CMC, which claims to represent 18,000,000 members* in cooperatives, credit unions and mutual insurance companies across Canada, has a strategic plan. It hasn’t had much time to think for itself, much consumed as it has been with biculturation for the past couple of years, so it has gratefully adopted the Blueprint of the International Co-operative Alliance. As it says in its annual report, “The CMC Strategic Plan aligns with the five pillars of the ICA Blueprint — participation, identity, capital, legal, sustainability.” All very well. But 2024?
The ICA Blueprint calls for making co-ops the “fastest growing form of enterprise by 2020.” The decision of the new Canadian apex organization to give itself a four year extension to this deadline is unexplained.
Unexplained and inexplicable, with all the givens the movement has enjoyed recently.
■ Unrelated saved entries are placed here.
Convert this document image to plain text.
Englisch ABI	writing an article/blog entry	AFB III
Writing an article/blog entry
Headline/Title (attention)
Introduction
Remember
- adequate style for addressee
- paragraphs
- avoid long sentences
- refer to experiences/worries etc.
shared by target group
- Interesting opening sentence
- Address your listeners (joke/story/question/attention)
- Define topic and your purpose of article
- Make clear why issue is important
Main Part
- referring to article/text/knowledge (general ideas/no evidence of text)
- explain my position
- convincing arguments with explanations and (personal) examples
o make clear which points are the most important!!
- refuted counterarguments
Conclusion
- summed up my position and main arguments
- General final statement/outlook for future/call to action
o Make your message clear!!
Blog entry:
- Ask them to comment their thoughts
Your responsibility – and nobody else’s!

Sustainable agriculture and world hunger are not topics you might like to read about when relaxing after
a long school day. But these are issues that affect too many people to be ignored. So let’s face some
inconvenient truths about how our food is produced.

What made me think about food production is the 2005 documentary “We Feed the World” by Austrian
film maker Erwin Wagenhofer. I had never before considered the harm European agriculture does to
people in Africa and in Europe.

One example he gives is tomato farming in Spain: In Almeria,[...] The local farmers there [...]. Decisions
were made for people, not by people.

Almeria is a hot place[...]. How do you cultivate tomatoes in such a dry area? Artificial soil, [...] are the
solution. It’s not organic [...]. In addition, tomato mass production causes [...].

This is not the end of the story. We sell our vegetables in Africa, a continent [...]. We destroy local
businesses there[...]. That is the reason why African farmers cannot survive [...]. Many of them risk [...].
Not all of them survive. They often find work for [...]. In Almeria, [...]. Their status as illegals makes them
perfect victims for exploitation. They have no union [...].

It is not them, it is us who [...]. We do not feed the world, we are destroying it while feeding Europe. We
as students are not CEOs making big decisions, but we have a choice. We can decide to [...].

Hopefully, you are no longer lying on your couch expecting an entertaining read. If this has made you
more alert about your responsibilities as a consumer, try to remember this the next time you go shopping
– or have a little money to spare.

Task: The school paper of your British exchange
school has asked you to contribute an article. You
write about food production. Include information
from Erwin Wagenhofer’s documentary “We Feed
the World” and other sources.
It got the first part of the action plan proposed by Accelerator almost by default, when Desjardins and the International Co-operative Alliance agreed to repeat the Quebec Summit for co-op business executives. This is a critical success for Canada, but apart from the singular involvement of Desjardins CEO Monique Leroux, who has her own agenda, it can’t be said to proceed from the Canadian movement, let alone CMC. Which doesn’t mean it can’t be used to advantage here. Of course it can and should and will be. But it’s a deal done by others.
CMC is also the beneficiary of whatever residual glow continues from 2012, the UN’s International Year of Cooperatives. A parliamentary committee emerged by surprise that year to give co-ops their first political nod in a half century. A $1 million research project to “measure the cooperative difference” came from Social Sciences and Humanities Research Council to a consortium of universities centered at St. Mary’s in Halifax.
CMC can’t claim credit for any of this but it all provides something of a head start on the goals set by IAC for 2020. That’s the world deadline. In Canada it takes a few years longer. 2024 or bust!
* 18,000,000 isn’t quite bogus but it must be noted that double counting of members who belong to more than one co-op inflates this number and that about half of the impressive total are members of just two co-ops, Desjardins and Mountain Equipment. Ten million individual members may be nearer to reality.